Backward Compatibility
----------------------

The :class:`~email.policy.Policy.Compat32` Policy provides backward
compatibility with version 5.1 of the email package.  It does this via the
following implementation of the four+1 Policy methods described above:

header_source_parse
    Splits the first line on the colon to obtain the name, discards any spaces
    after the colon, and joins the remainder of the line with all of the
    remaining lines, preserving the linesep characters to obtain the value.
    Trailing carriage return and/or linefeed characters are stripped from the
    resulting value string.

header_store_parse
    Returns the name and value exactly as received from the application.

header_fetch_parse
    If the value contains any `surrogateescaped` binary data, return the value
    as a :class:`~email.header.Header` object, using the character set
    `unknown-8bit`.  Otherwise just returns the value.

fold
    Uses :class:`~email.header.Header`'s folding to fold headers in the
    same way the email5.1 generator did.

binary_fold
    Same as fold, but encodes to 'ascii'.


New Algorithm
-------------

header_source_parse
    Same as legacy behavior.

header_store_parse
    Same as legacy behavior.

header_fetch_parse
    If the value is already a header object, returns it.  Otherwise, parses the
    value using the new parser, and returns the resulting object as the value.
    `surrogateescaped` bytes get turned into unicode unknown character code
    points.

fold
    Uses the new header folding algorithm, respecting the policy settings.
    surrogateescaped bytes are encoded using the ``unknown-8bit`` charset for
    ``cte_type=7bit`` or ``8bit``.  Returns a string.
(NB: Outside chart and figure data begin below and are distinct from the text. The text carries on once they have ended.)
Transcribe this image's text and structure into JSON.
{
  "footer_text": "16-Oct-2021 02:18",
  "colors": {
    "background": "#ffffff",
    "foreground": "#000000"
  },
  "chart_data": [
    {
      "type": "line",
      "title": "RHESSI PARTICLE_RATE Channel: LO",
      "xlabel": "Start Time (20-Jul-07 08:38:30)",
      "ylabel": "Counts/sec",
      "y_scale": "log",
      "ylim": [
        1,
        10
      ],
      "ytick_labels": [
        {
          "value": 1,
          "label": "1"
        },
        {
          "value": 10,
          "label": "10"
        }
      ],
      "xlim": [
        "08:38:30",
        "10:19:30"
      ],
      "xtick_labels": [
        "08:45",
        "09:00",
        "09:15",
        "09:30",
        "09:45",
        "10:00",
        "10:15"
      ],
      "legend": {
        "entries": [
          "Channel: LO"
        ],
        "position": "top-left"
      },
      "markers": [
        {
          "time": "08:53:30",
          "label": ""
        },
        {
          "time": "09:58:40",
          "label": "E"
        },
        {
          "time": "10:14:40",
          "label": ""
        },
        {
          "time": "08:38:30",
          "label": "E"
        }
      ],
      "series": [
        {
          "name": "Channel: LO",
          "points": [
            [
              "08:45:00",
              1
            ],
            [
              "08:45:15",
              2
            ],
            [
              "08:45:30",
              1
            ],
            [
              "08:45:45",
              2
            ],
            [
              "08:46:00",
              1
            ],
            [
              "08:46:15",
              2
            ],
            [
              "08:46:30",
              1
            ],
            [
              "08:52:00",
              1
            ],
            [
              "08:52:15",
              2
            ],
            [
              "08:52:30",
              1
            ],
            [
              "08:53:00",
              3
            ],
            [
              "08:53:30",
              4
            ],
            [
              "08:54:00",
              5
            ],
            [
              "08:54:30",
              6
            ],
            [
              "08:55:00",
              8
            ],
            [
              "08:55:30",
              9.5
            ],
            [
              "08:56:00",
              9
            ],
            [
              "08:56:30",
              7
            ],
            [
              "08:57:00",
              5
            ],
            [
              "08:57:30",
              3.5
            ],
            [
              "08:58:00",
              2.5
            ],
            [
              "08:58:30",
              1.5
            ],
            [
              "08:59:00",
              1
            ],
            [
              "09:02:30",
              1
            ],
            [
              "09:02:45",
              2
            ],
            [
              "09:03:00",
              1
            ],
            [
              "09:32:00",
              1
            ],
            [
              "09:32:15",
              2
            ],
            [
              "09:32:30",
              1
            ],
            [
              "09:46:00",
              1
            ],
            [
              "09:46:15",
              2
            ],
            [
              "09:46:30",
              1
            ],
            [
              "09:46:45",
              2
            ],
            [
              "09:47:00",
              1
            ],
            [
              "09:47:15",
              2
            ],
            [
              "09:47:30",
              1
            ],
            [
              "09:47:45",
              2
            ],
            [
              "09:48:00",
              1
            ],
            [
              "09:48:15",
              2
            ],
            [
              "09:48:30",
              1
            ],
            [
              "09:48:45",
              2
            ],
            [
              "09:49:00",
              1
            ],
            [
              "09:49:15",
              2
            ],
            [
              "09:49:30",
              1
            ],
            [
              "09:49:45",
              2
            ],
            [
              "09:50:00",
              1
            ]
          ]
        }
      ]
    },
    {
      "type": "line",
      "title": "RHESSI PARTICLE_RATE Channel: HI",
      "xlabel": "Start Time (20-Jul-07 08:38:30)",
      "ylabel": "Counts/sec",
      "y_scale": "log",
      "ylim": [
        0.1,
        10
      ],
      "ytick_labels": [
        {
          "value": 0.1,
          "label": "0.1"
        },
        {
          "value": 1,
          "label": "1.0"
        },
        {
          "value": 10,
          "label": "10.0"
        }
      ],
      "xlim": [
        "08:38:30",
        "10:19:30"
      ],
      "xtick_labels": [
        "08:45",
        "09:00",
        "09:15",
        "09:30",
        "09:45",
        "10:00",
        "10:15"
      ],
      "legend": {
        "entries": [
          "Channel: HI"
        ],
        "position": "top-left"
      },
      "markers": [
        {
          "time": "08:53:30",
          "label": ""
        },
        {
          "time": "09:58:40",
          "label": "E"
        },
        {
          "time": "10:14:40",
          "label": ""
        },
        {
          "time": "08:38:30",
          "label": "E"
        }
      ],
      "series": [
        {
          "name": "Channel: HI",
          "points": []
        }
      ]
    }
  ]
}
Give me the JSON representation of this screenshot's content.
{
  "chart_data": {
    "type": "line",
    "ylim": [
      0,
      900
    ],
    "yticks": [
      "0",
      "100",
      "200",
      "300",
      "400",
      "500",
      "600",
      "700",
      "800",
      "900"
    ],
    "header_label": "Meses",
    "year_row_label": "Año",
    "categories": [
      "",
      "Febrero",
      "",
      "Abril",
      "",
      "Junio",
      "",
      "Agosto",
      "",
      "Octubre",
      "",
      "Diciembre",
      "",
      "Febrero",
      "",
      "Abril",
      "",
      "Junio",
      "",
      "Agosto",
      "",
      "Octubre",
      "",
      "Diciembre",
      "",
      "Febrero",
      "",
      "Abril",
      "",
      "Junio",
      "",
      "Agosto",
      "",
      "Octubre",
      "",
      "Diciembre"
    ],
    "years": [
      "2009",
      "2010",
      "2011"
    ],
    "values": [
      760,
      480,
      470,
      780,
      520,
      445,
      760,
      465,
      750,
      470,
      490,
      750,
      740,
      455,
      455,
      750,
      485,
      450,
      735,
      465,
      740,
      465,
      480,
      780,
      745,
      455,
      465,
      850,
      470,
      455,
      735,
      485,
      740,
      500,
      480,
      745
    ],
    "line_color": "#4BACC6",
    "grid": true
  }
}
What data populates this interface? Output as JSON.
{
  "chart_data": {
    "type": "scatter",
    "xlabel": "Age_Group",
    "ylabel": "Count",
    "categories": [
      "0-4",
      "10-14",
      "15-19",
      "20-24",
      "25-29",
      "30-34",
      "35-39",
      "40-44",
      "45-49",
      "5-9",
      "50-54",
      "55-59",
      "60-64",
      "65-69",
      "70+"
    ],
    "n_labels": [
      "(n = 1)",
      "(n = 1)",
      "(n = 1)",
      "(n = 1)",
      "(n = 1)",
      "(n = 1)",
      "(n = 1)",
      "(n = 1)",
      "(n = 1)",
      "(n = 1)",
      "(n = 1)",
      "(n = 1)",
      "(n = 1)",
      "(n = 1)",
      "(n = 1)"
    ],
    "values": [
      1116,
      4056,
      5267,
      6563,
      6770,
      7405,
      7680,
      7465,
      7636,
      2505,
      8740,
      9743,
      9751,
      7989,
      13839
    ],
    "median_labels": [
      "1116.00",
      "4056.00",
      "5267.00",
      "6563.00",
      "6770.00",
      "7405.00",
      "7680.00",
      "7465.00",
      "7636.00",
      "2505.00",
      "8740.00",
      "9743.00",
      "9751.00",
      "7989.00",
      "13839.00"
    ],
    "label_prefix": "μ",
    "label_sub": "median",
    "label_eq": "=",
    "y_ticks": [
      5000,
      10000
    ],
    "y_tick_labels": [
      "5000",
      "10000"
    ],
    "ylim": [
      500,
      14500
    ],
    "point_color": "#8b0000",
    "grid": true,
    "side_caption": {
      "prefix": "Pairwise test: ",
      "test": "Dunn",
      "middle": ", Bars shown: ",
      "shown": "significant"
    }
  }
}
    At some point there will also be a ``cte_type=unicode``, and for that
    policy fold will serialize the idealized unicode message with RFC-like
    folding, converting any surrogateescaped bytes into the unicode
    unknown character glyph.

binary_fold
    Uses the new header folding algorithm, respecting the policy settings.
    surrogateescaped bytes are encoded using the `unknown-8bit` charset for
    ``cte_type=7bit``, and get turned back into bytes for ``cte_type=8bit``.
    Returns bytes.

    At some point there will also be a ``cte_type=unicode``, and for that
    policy binary_fold will serialize the message according to :rfc:``5335``.